My start with React

Atlassian’s first production React

In October of 2014, I was made the front end lead for a new team at Atlassian simply called “purchasing”. Our mandate was to develop in application interfaces that customers would use to administer their payment options. The user story reads something like “As an administrator I can view my bill, add and remove products and update my credit card details from inside my OnDemand account”. Things one would expect to exist given that Atlassian had, at this point, been wildly successful selling software for nearly twelve years.

Our behind the firewall legacy had left us with odd user journeys whereby in order to manage the credit card used for payment, downgrade or yes, even pay Atlassian more money, a user had to login to a separate system. This was deemed “awful” and scheduled to be fixed.

The small team shipped Atlassian’s first user interfaces to use React three months later in January. Since that initial team’s success, React has gone on to be one of most quickly adopted technologies at a company with historically lagging uptake of trendy new front end things.

While I made the initial call to use React and some training as new developers joined the team, I can’t claim credit for it’s wider adoption at Atlassian. A combination of individuals outside the company such as Pete Hunt, attacking the conference circuit with apostle like effectiveness, and Twitter/Hacker News hype did most of the work.


React at the time was what exactly what it says on the tin, an efficient view layer. React allows creation of custom components “Components”. It doesn’t aim to do two way data binding, this is a feature not a bug.

My team was not initially looking for an efficient view layer. The draw for us at the time was that a customer’s details for these pages was essentially a tree: what products they owned, numbers of users for said products, and upgrade/downgrade options for the product. A customer only had only one to five products making it a narrow but sometimes deep tree. This lent itself naturally to React’s component style and since the user interactions consisted almost exclusively of button clicking we wouldn’t miss two way data binding.
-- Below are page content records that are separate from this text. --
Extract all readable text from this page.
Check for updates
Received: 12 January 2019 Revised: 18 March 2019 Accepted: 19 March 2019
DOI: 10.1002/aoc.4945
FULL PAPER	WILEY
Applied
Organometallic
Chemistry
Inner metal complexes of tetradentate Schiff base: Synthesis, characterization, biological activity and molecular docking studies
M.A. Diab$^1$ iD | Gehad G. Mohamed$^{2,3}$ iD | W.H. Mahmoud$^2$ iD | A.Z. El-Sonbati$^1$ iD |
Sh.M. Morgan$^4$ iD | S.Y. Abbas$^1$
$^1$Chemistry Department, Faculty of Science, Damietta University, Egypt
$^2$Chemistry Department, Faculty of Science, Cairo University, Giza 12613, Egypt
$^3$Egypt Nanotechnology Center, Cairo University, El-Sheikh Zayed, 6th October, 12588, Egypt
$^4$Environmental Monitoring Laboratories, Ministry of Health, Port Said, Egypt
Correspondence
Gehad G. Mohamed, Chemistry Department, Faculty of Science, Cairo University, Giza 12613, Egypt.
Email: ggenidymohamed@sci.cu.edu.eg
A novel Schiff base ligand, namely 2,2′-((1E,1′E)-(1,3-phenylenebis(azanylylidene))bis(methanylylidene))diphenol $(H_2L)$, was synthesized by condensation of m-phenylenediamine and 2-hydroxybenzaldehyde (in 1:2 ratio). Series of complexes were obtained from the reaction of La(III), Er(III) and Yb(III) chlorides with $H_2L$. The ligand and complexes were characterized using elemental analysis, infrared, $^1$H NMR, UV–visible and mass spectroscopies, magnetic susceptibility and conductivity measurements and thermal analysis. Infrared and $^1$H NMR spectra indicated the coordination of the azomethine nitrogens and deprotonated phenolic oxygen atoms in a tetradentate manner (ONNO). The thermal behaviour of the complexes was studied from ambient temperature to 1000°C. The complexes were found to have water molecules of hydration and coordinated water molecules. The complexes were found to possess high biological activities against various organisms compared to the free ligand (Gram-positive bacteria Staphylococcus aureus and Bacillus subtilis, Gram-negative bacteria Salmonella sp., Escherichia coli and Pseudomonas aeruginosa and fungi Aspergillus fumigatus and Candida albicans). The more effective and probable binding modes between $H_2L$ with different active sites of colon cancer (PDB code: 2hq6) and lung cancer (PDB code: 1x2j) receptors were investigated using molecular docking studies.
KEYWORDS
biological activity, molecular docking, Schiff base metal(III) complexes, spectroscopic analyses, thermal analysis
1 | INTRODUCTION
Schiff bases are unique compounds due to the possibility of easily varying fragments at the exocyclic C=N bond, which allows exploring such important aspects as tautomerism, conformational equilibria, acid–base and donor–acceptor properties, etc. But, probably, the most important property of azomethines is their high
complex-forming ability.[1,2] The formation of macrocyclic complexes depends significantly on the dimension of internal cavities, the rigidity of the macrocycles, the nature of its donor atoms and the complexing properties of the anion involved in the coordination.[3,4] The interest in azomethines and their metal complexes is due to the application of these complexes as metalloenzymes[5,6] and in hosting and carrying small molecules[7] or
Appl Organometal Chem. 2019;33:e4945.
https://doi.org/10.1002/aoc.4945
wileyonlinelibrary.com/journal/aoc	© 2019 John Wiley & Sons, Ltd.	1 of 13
What wasn’t mentioned on the tin at the time, but is now, is that this view layer works best when one does several other common layers differently. When we started hacking, the Flux Architecture document wasn’t published yet, much less Flux itself. Relay wasn’t even a whisper so far as I remember.

An interesting thing about Flux at this point is that one could look at the code and understand that it felt like it wanted to be done differently. While we came close some of the time: data and components as a tree. We got it wrong in others: eventing.

Relay was not like Flux in my experience. Not only did we not have it, we didn’t know we wanted something different. We made ajax calls and passed data around as a large object, this didn’t work well. Developers were often confused about what data an object would contain at any given phase of the application flow. I always felt like types would have saved us. While I moved on to other projects, the team that remained later tried TypeScript, they tell me it’s a really killer combination.

Modern React at Atlassian

React has become widely adopted and is already shipped in multiple high priority projects. It’s used in or is planned to be used in all major products and there are occasional musing about it becoming a kind of de facto standard by being folded into the internal widget library.

There are challenges for adoption of course. Companies are rarely of one mind. There were earlier strong bets on Web Components. Skate is an impressive library and I expect React to find itself swimming against the current as Web Components seem poised to take center stage over the next few years. That being said, this isn’t React’s first rodeo.